The election of Alexandria Ocasio-Cortez in New York’s 14th Congressional District primary is another sign of the sharpening rifts in the Democratic Party that were exposed in the course of the campaign bringing Donald Trump to the presidency. In fact, both capitalist parties are in crisis.
Ocasio-Cortez, 28, a member of the Democratic Socialists of America who campaigned for Bernie Sanders in 2016, defeated 10-time incumbent Joseph Crowley, who was considered a possible replacement for House of Representatives Democratic Minority Leader Nancy Pelosi.
Crowley is not a conservative Democrat. He was backed by the AFL-CIO. But Ocasio-Cortez portrayed him as beholden to corporate money and being out of touch with a district that has become more Black, Latino and immigrant over the years.
The party “establishment” was shocked, including many liberals who backed Hillary Clinton for president. They argue that Donald Trump must be stopped at all costs and that the way to do it is to put forward “centrist” candidates. To them, anyone who calls themselves a socialist hurts their chances of winning.
Others in the party, like Maxine Waters, say, “We can’t wait” and urge mob harassment of Trump officials, threatening free speech and freedom of association.
The Sanders’ wing of the party says Trump won the 2016 election by talking about the crisis facing working people and falsely claiming he was on their side. Sanders says moves to impeach Trump today are “premature.” He focuses on calling for campaign “reform” to prevent the influence of “big corporate” money, and organizing to take over the party, even if that means selecting candidates he says might lose elections.
Ocasio-Cortez barely mentioned Trump during her campaign. And when asked what she means by democratic socialism she offered the platitude that “no person in America should be too poor to live.”
The first plank of Ocasio-Cortez’s program is “Medicare for All,” a demand for health insurance, not health care.

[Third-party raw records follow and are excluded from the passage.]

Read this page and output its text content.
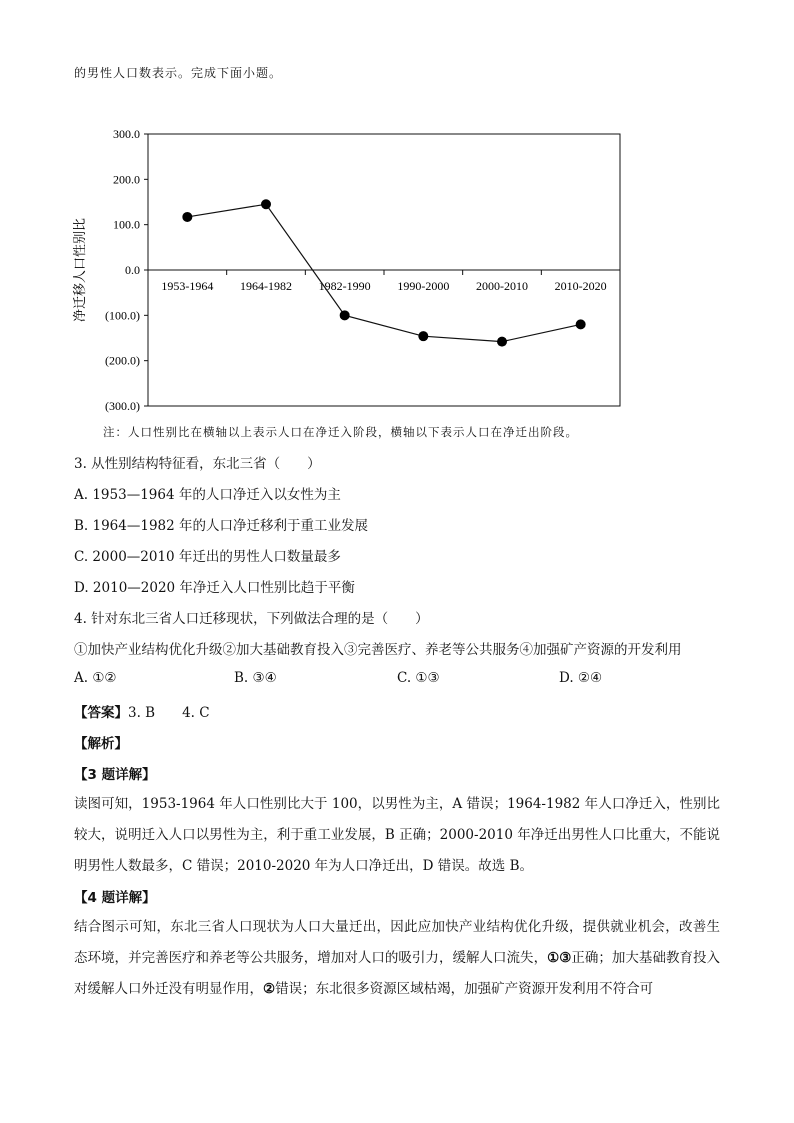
的男性人口数表示。完成下面小题。
300.0
200.0
100.0
0.0
(100.0)
(200.0)
(300.0)
1953-1964 1964-1982 1982-1990 1990-2000 2000-2010 2010-2020
净迁移人口性别比
注：人口性别比在横轴以上表示人口在净迁入阶段，横轴以下表示人口在净迁出阶段。
3. 从性别结构特征看，东北三省（　　）
A. 1953—1964 年的人口净迁入以女性为主
B. 1964—1982 年的人口净迁移利于重工业发展
C. 2000—2010 年迁出的男性人口数量最多
D. 2010—2020 年净迁入人口性别比趋于平衡
4. 针对东北三省人口迁移现状，下列做法合理的是（　　）
①加快产业结构优化升级②加大基础教育投入③完善医疗、养老等公共服务④加强矿产资源的开发利用
A. ①②	B. ③④	C. ①③	D. ②④
【答案】3. B　　4. C
【解析】
【3 题详解】
读图可知，1953-1964 年人口性别比大于 100，以男性为主，A 错误；1964-1982 年人口净迁入，性别比较大，说明迁入人口以男性为主，利于重工业发展，B 正确；2000-2010 年净迁出男性人口比重大，不能说明男性人数最多，C 错误；2010-2020 年为人口净迁出，D 错误。故选 B。
【4 题详解】
结合图示可知，东北三省人口现状为人口大量迁出，因此应加快产业结构优化升级，提供就业机会，改善生态环境，并完善医疗和养老等公共服务，增加对人口的吸引力，缓解人口流失，①③正确；加大基础教育投入对缓解人口外迁没有明显作用，②错误；东北很多资源区域枯竭，加强矿产资源开发利用不符合可
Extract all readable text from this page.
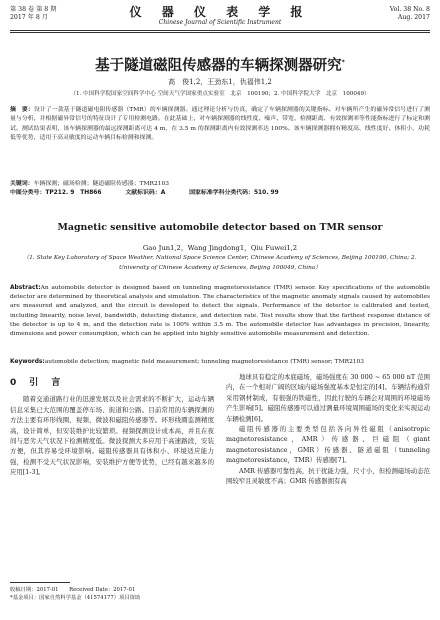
第 38 卷 第 8 期
2017 年 8 月	仪 器 仪 表 学 报
Chinese Journal of Scientific Instrument
Vol. 38 No. 8
Aug. 2017
基于隧道磁阻传感器的车辆探测器研究*
高　俊1,2，王劲东1，仇福伟1,2
（1. 中国科学院国家空间科学中心 空间天气学国家重点实验室　北京　100190；2. 中国科学院大学　北京　100049）
摘　要：设计了一款基于隧道磁电阻传感器（TMR）的车辆探测器。通过理论分析与仿真，确定了车辆探测器的关键指标。对车辆所产生的磁异常信号进行了测量与分析，并根据磁异常信号的特征设计了专用检测电路。在此基础上，对车辆探测器的线性度、噪声、带宽、检测距离、有效探测率等性能指标进行了标定和测试。测试结果表明，该车辆探测器的最远探测距离可达 4 m，在 3.5 m 的探测距离内有效探测率达 100%。该车辆探测器拥有精度高、线性度好、体积小、功耗低等优势，适用于高灵敏度的运动车辆目标检测和探测。
关键词：车辆探测；磁场检测；隧道磁阻传感器；TMR2103
中图分类号：TP212. 9　TH866	文献标识码：A	国家标准学科分类代码：510. 99
Magnetic sensitive automobile detector based on TMR sensor
Gao Jun1,2，Wang Jingdong1，Qiu Fuwei1,2
（1. State Key Laboratory of Space Weather, National Space Science Center, Chinese Academy of Sciences, Beijing 100190, China; 2. University of Chinese Academy of Sciences, Beijing 100049, China）
Abstract:An automobile detector is designed based on tunneling magnetoresistance (TMR) sensor. Key specifications of the automobile detector are determined by theoretical analysis and simulation. The characteristics of the magnetic anomaly signals caused by automobiles are measured and analyzed, and the circuit is developed to detect the signals. Performance of the detector is calibrated and tested, including linearity, noise level, bandwidth, detecting distance, and detection rate. Test results show that the farthest response distance of the detector is up to 4 m, and the detection rate is 100% within 3.5 m. The automobile detector has advantages in precision, linearity, dimensions and power consumption, which can be applied into highly sensitive automobile measurement and detection.
Keywords:automobile detection; magnetic field measurement; tunneling magnetoresistance (TMR) sensor; TMR2103
0　引　言

随着交通道路行业的迅速发展以及社会需求的不断扩大，运动车辆信息采集已大范围的覆盖停车场、街道和公路。目前常用的车辆探测的方法主要有环形线圈、视频、微波和磁阻传感器等。环形线圈监测精度高，设计简单，但安装维护比较繁琐。视频探测设计成本高，并且在夜间与恶劣天气状况下检测精度低。微波探测大多应用于高速路段，安装方便，但其容易受环境影响。磁阻传感器具有体积小、环境适应能力强，检测不受天气状况影响，安装维护方便等优势，已经有越来越多的应用[1-3]。

地球具有稳定的本底磁场，磁场强度在 30 000 ~ 65 000 nT 范围内，在一个相对广阔的区域内磁场强度基本是恒定的[4]。车辆结构通常采用钢材制成，有很强的铁磁性，因此行驶的车辆会对周围的环境磁场产生影响[5]。磁阻传感器可以通过测量环境周围磁场的变化来实现运动车辆检测[6]。

磁阻传感器的主要类型包括各向异性磁阻（anisotropic magnetoresistance，AMR）传感器、巨磁阻（giant magnetoresistance，GMR）传感器、隧道磁阻（tunneling magnetoresistance，TMR）传感器[7]。

AMR 传感器可靠性高，抗干扰能力强，尺寸小，但检测磁场动态范围较窄且灵敏度不高；GMR 传感器拥有高

收稿日期：2017-01　　Received Date：2017-01
*基金项目：国家自然科学基金（41574177）项目资助
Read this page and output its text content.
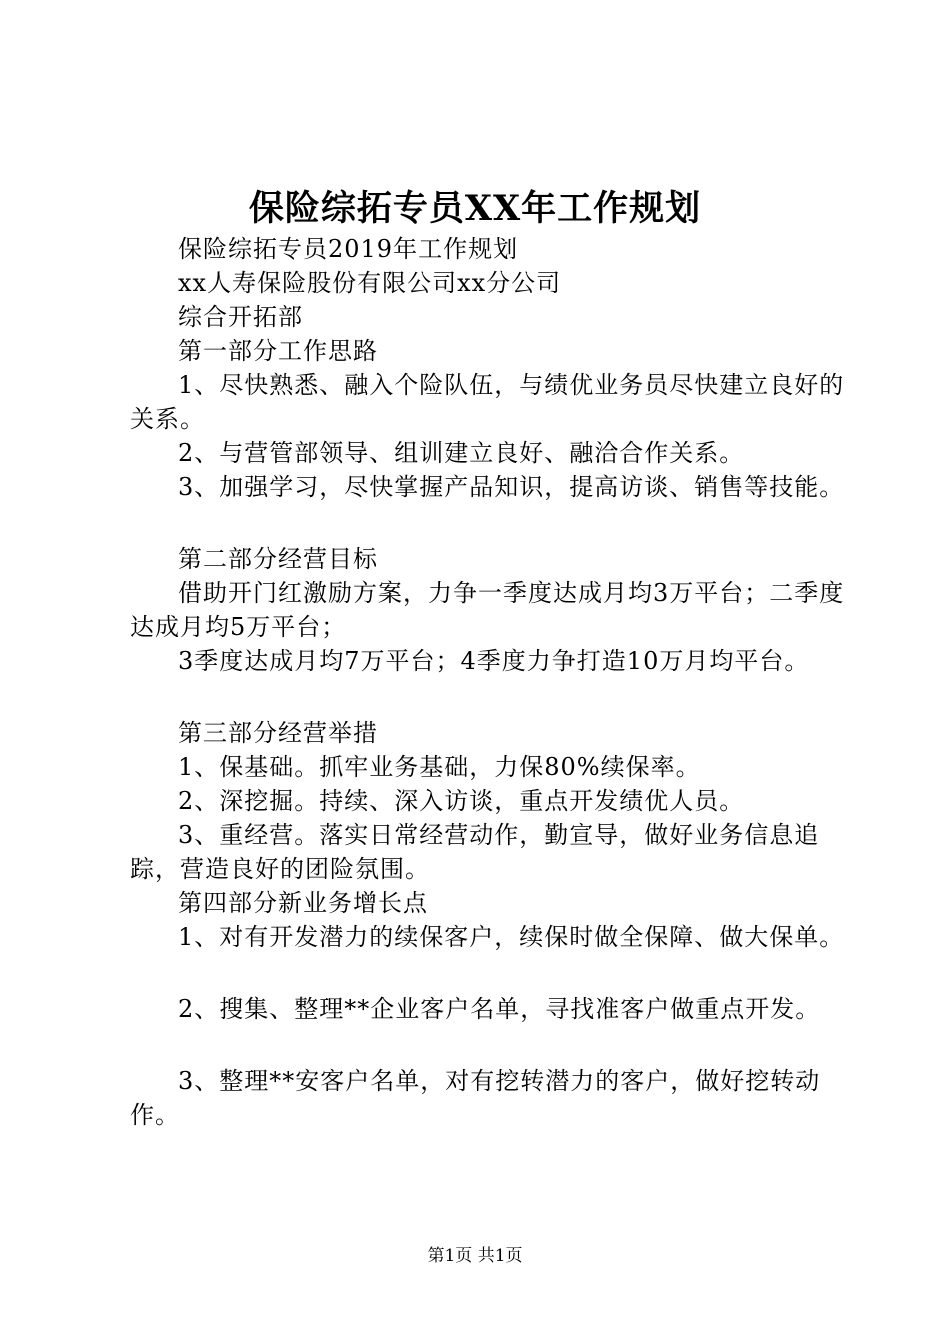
保险综拓专员XX年工作规划

保险综拓专员2019年工作规划

xx人寿保险股份有限公司xx分公司

综合开拓部

第一部分工作思路

1、尽快熟悉、融入个险队伍，与绩优业务员尽快建立良好的关系。

2、与营管部领导、组训建立良好、融洽合作关系。

3、加强学习，尽快掌握产品知识，提高访谈、销售等技能。

第二部分经营目标

借助开门红激励方案，力争一季度达成月均3万平台；二季度达成月均5万平台；

3季度达成月均7万平台；4季度力争打造10万月均平台。

第三部分经营举措

1、保基础。抓牢业务基础，力保80%续保率。

2、深挖掘。持续、深入访谈，重点开发绩优人员。

3、重经营。落实日常经营动作，勤宣导，做好业务信息追踪，营造良好的团险氛围。

第四部分新业务增长点

1、对有开发潜力的续保客户，续保时做全保障、做大保单。

2、搜集、整理**企业客户名单，寻找准客户做重点开发。

3、整理**安客户名单，对有挖转潜力的客户，做好挖转动作。

第1页 共1页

Like other kindred candidates she championed the slogan of “Abolish ICE” (Immigration and Customs Enforcement) and she sent out at least one tweet denouncing what she called the “genocidal” policy of Israel toward Hamas-inspired protesters in Gaza.
Trying to save the Democrats
In an interview with Jacobin, the magazine of a wing of the DSA, Ocasio-Cortez said that before the election her campaign focused on unaffiliated voters who she told “the only way we can win this election is if folks like you decide to register as a Democrat so we can count on your vote next year.”
That was the “hardest canvassing of the entire campaign,” Ocasio-Cortez said. “That was the most slammed doors I got. And I said, ‘Listen, I get it. I get why you don’t want to be a Democrat.’”
At a time when more and more working people are disillusioned with both capitalist parties, Ocasio-Cortez tries to draw them back into the Democratic fold. She offers a course that is the opposite of what working people need, relying on our own strength and fighting together to defend our class interests.
Instead, she lays out the goal of the Sanders’ wing of the party, getting other, younger, fresher “socialist” and “progressive” candidates elected to take over and rebuild the Democratic Party.
More mainstream party officials downplayed the District 14 upset. “Let’s not get yourself carried away,” Pelosi told the press. “They made the choice in one district.” The left is in nirvana over the Ocasio-Cortez victory. The DSA called the vote an “earthquake.” The International Socialist Organization called it “a stunning upset.”
But Ocasio-Cortez won the primary with just 15,897 votes in a district of 700,000 people of whom 214,750 are registered Democrats. Some earthquake!
The Republican Party is also in crisis as pro-Trump and anti-Trump forces jockey for position. Anti-Trump Republican “strategist” Alex Castellanos calls the Republicans a “broken party.” Trump has risen because “a broad slice of working-class voters fear the American dream has become the American game,” he wrote in Politico magazine.
The truth is that the crisis in both parties will continue because no wing of the capitalist class has — or can have — a solution to the unfolding crisis of their system today.